In a bold move that reimagines waste as resource, United Airlines has partnered with California-based Twelve to transform carbon dioxide into sustainable aviation fuel (SAF). This collaboration is not merely a financial transaction—it is a signal of a new industrial logic where emissions are not just managed but monetised for decarbonisation.

The Alchemy of Air and Energy

Founded in 2015, Twelve has engineered a process that uses renewable electricity to convert captured CO2 and water into essential fuels and chemicals. What stands out is the net-zero ambition built into its design. Unlike carbon offsetting schemes that neutralise emissions on paper, Twelve’s method targets emissions at the source, offering a circular economy alternative that closes the loop on carbon.

Infrastructure Over Offsets

United Airlines has made this investment through its Sustainable Flight Fund, launched in 2023. The fund has already attracted over $200 million in commitments from key aviation and technology players. Instead of relying on offsets, the airline is investing in physical assets and technology that scale SAF production and infrastructure. This indicates a shift away from offset dependency towards proactive emissions elimination.

Scaling Innovation, Not Just Fuel

Twelve’s new facility—AirPlant One—is expected to produce 50,000 gallons of SAF annually starting this year. While modest by industry demand standards, its significance lies in being the first of its kind to commercialise power-to-liquid SAF at this scale. Think of it less as a refinery and more as a prototype for industrial decarbonisation hubs, potentially adaptable to ports, logistics terminals, or energy-intensive corridors.
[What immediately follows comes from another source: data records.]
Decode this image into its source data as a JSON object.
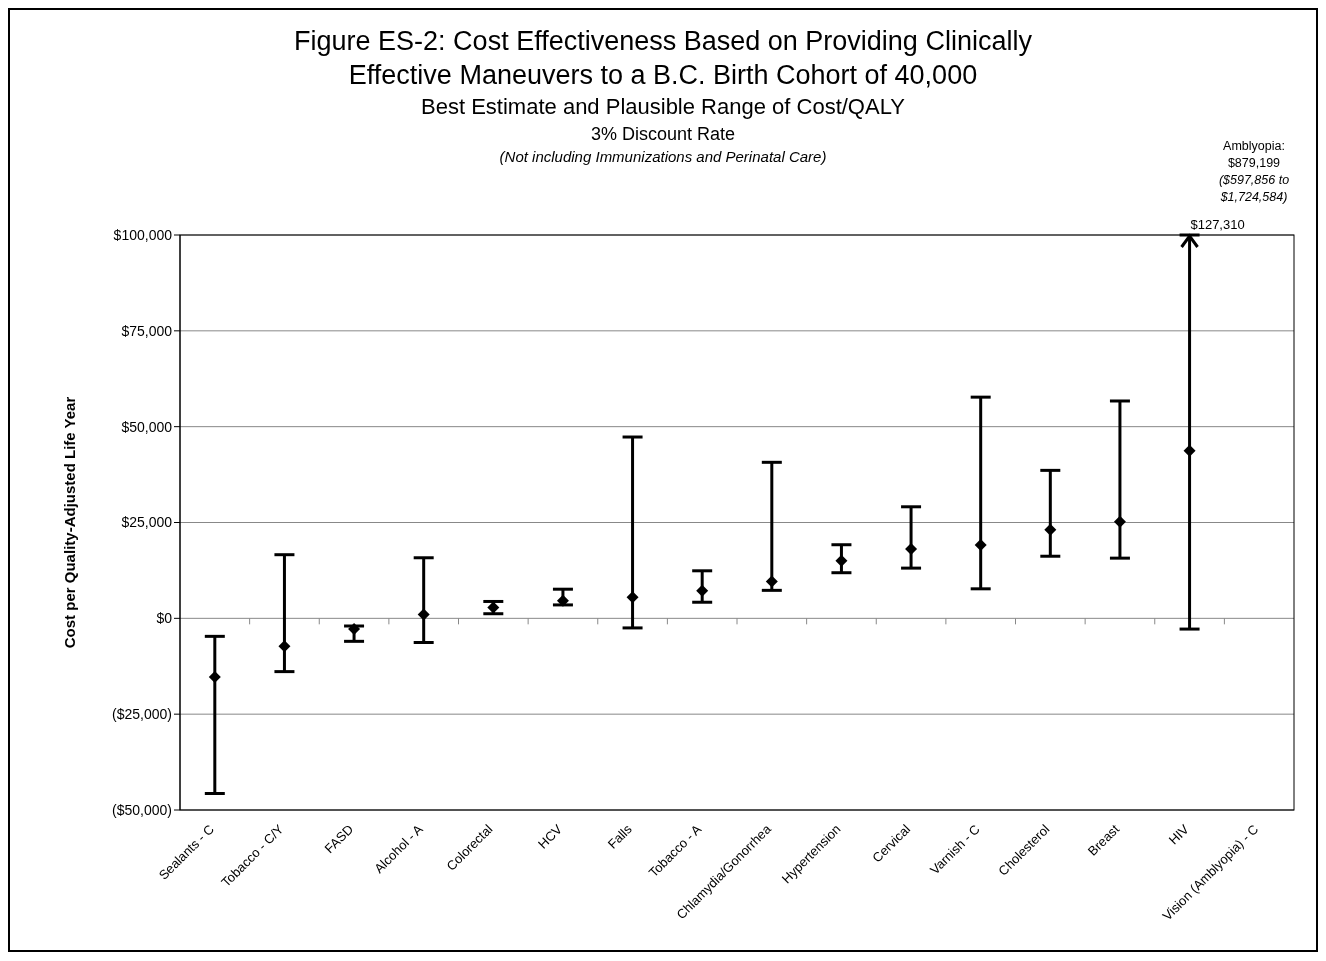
{
  "chart_data": {
    "type": "scatter",
    "title": "Figure ES-2: Cost Effectiveness Based on Providing Clinically Effective Maneuvers to a B.C. Birth Cohort of 40,000",
    "subtitle": "Best Estimate and Plausible Range of Cost/QALY",
    "ylabel": "Cost per Quality-Adjusted Life Year",
    "categories": [
      "Sealants - C",
      "Tobacco - C/Y",
      "FASD",
      "Alcohol - A",
      "Colorectal",
      "HCV",
      "Falls",
      "Tobacco - A",
      "Chlamydia/Gonorrhea",
      "Hypertension",
      "Cervical",
      "Varnish - C",
      "Cholesterol",
      "Breast",
      "HIV",
      "Vision (Amblyopia) - C"
    ],
    "values": [
      -15300,
      -7300,
      -2800,
      1000,
      2800,
      4600,
      5500,
      7200,
      9600,
      15000,
      18100,
      19100,
      23100,
      25200,
      43700,
      null
    ],
    "errors": [
      [
        -45700,
        -4700
      ],
      [
        -13900,
        16600
      ],
      [
        -6000,
        -2000
      ],
      [
        -6300,
        15800
      ],
      [
        1200,
        4400
      ],
      [
        3500,
        7600
      ],
      [
        -2500,
        47300
      ],
      [
        4200,
        12400
      ],
      [
        7300,
        40700
      ],
      [
        11900,
        19200
      ],
      [
        13100,
        29100
      ],
      [
        7700,
        57700
      ],
      [
        16200,
        38600
      ],
      [
        15700,
        56700
      ],
      [
        -2800,
        100000
      ],
      null
    ],
    "color": "#000000",
    "marker": "diamond",
    "grid": "y",
    "legend": false,
    "ylim": [
      -50000,
      100000
    ],
    "yticks": [
      {
        "value": -50000,
        "label": "($50,000)"
      },
      {
        "value": -25000,
        "label": "($25,000)"
      },
      {
        "value": 0,
        "label": "$0"
      },
      {
        "value": 25000,
        "label": "$25,000"
      },
      {
        "value": 50000,
        "label": "$50,000"
      },
      {
        "value": 75000,
        "label": "$75,000"
      },
      {
        "value": 100000,
        "label": "$100,000"
      }
    ],
    "annotations": [
      "3% Discount Rate",
      "(Not including Immunizations and Perinatal Care)",
      {
        "text": "$127,310",
        "x": "HIV",
        "y": 100000
      },
      "Amblyopia: $879,199",
      "($597,856 to $1,724,584)"
    ]
  }
}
The Strategic Value of Early Adoption

For airlines, SAF is not just about compliance. It is a hedge against volatile fossil fuel markets, an ESG differentiator, and a future revenue stream through carbon credit generation. By backing Twelve, United secures early access to next-gen SAF, positioning itself for cost advantages and regulatory readiness as mandates tighten across jurisdictions.
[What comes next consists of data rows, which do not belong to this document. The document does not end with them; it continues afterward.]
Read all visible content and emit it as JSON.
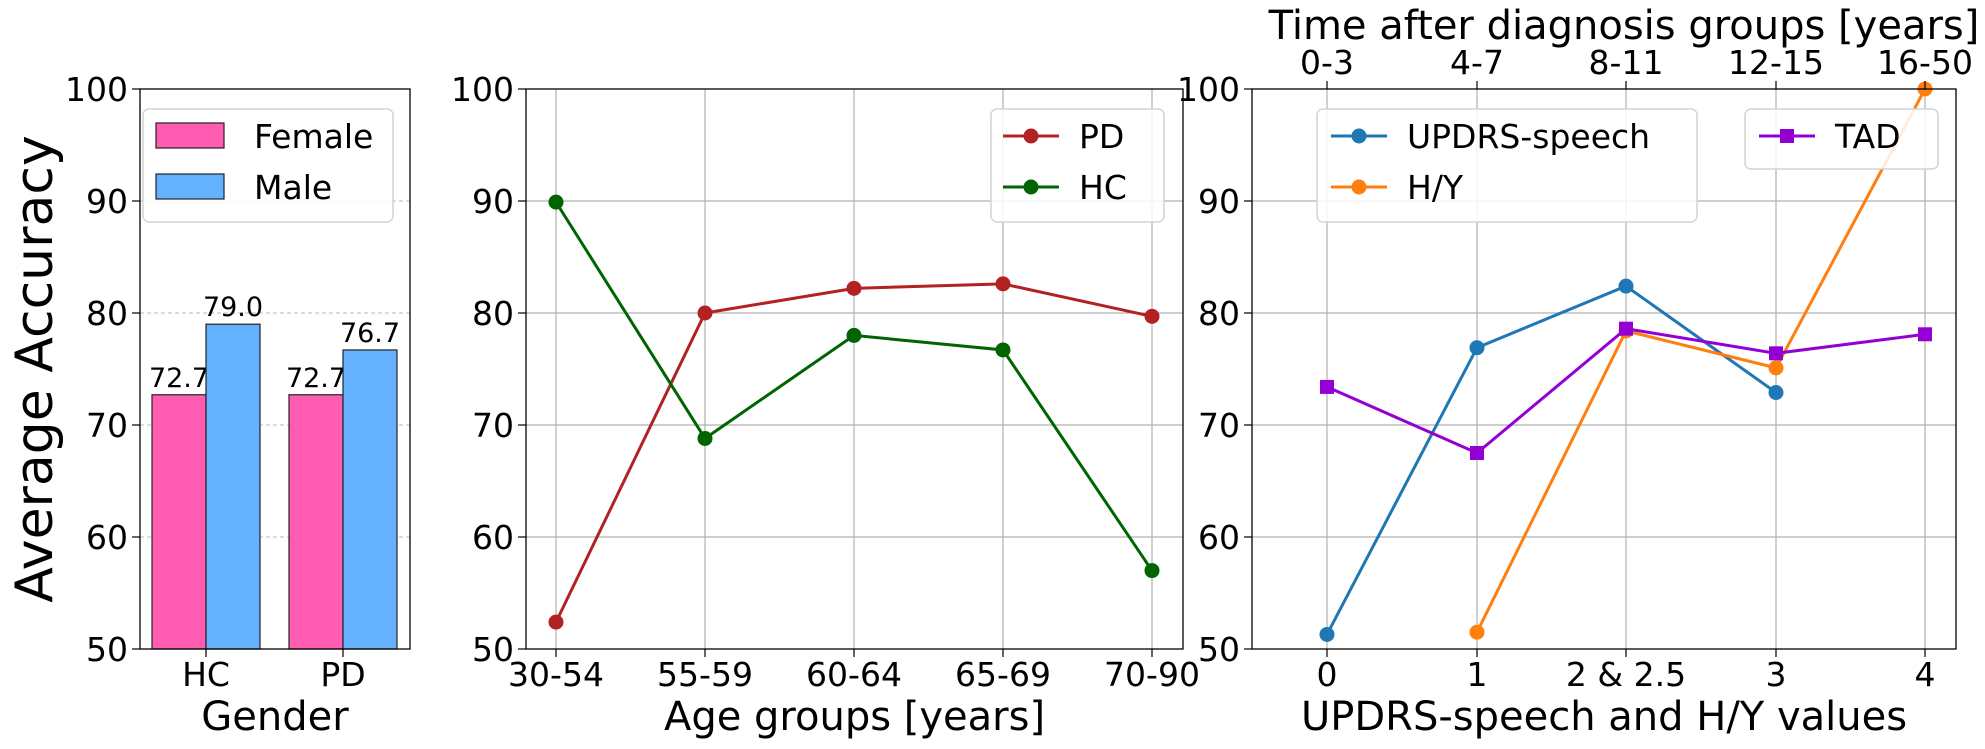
{
  "chart_data": [
    {
      "type": "bar",
      "categories": [
        "HC",
        "PD"
      ],
      "series": [
        {
          "name": "Female",
          "values": [
            72.7,
            72.7
          ],
          "labels": [
            "72.7",
            "72.7"
          ],
          "color": "#ff5cb2"
        },
        {
          "name": "Male",
          "values": [
            79.0,
            76.7
          ],
          "labels": [
            "79.0",
            "76.7"
          ],
          "color": "#63b1ff"
        }
      ],
      "xlabel": "Gender",
      "ylabel": "Average Accuracy",
      "ylim": [
        50,
        100
      ],
      "yticks": [
        "50",
        "60",
        "70",
        "80",
        "90",
        "100"
      ],
      "grid": "y-dashed",
      "legend": "upper-left"
    },
    {
      "type": "line",
      "categories": [
        "30-54",
        "55-59",
        "60-64",
        "65-69",
        "70-90"
      ],
      "series": [
        {
          "name": "PD",
          "values": [
            52.4,
            80.0,
            82.2,
            82.6,
            79.7
          ],
          "color": "#b22222"
        },
        {
          "name": "HC",
          "values": [
            89.9,
            68.8,
            78.0,
            76.7,
            57.0
          ],
          "color": "#006400"
        }
      ],
      "xlabel": "Age groups [years]",
      "ylim": [
        50,
        100
      ],
      "yticks": [
        "50",
        "60",
        "70",
        "80",
        "90",
        "100"
      ],
      "grid": "both",
      "legend": "upper-right"
    },
    {
      "type": "line",
      "categories": [
        "0",
        "1",
        "2 & 2.5",
        "3",
        "4"
      ],
      "top_categories": [
        "0-3",
        "4-7",
        "8-11",
        "12-15",
        "16-50"
      ],
      "series": [
        {
          "name": "UPDRS-speech",
          "values": [
            51.3,
            76.9,
            82.4,
            72.9,
            null
          ],
          "color": "#1f77b4",
          "marker": "circle"
        },
        {
          "name": "H/Y",
          "values": [
            null,
            51.5,
            78.4,
            75.1,
            100.0
          ],
          "color": "#ff7f0e",
          "marker": "circle"
        },
        {
          "name": "TAD",
          "values": [
            73.4,
            67.5,
            78.6,
            76.4,
            78.1
          ],
          "color": "#9400d3",
          "marker": "square"
        }
      ],
      "xlabel": "UPDRS-speech and H/Y values",
      "top_xlabel": "Time after diagnosis groups [years]",
      "top_axis_color": "#9400d3",
      "ylim": [
        50,
        100
      ],
      "yticks": [
        "50",
        "60",
        "70",
        "80",
        "90",
        "100"
      ],
      "grid": "both",
      "legend": "upper-left and upper-right"
    }
  ]
}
Collaboration as Competitive Advantage

This partnership also marks a shift in how airlines define competition. Rather than guarding intellectual property, United is leveraging cross-sector investment to accelerate system-wide innovation. With stakeholders like GE Aerospace and Google also contributing, the collaboration blends aviation legacy with Silicon Valley agility—an essential combination for rapid decarbonisation.

Redefining What Is Feasible

Nicholas Flanders, CEO of Twelve, highlighted that this transition marks the shift from “innovation to implementation.” It is a sentiment echoed across the climate tech world: that the time for pilot projects has passed. What matters now is operationalising low-carbon technologies. The emerging narrative is no longer one of scarcity, but of strategic deployment.

Conclusion: SAF as a Symbol of System Change

The collaboration between United and Twelve is about more than fuel. It exemplifies a systemic pivot in aviation—one that values permanence over offsets, physical transformation over reputational management, and collaboration over isolated innovation. It is a step towards an aviation sector where emissions reduction is embedded, not appended.

As this model is replicated and scaled, it offers valuable lessons across the transport chain. Investments like these show that sustainability can be engineered—not just promised.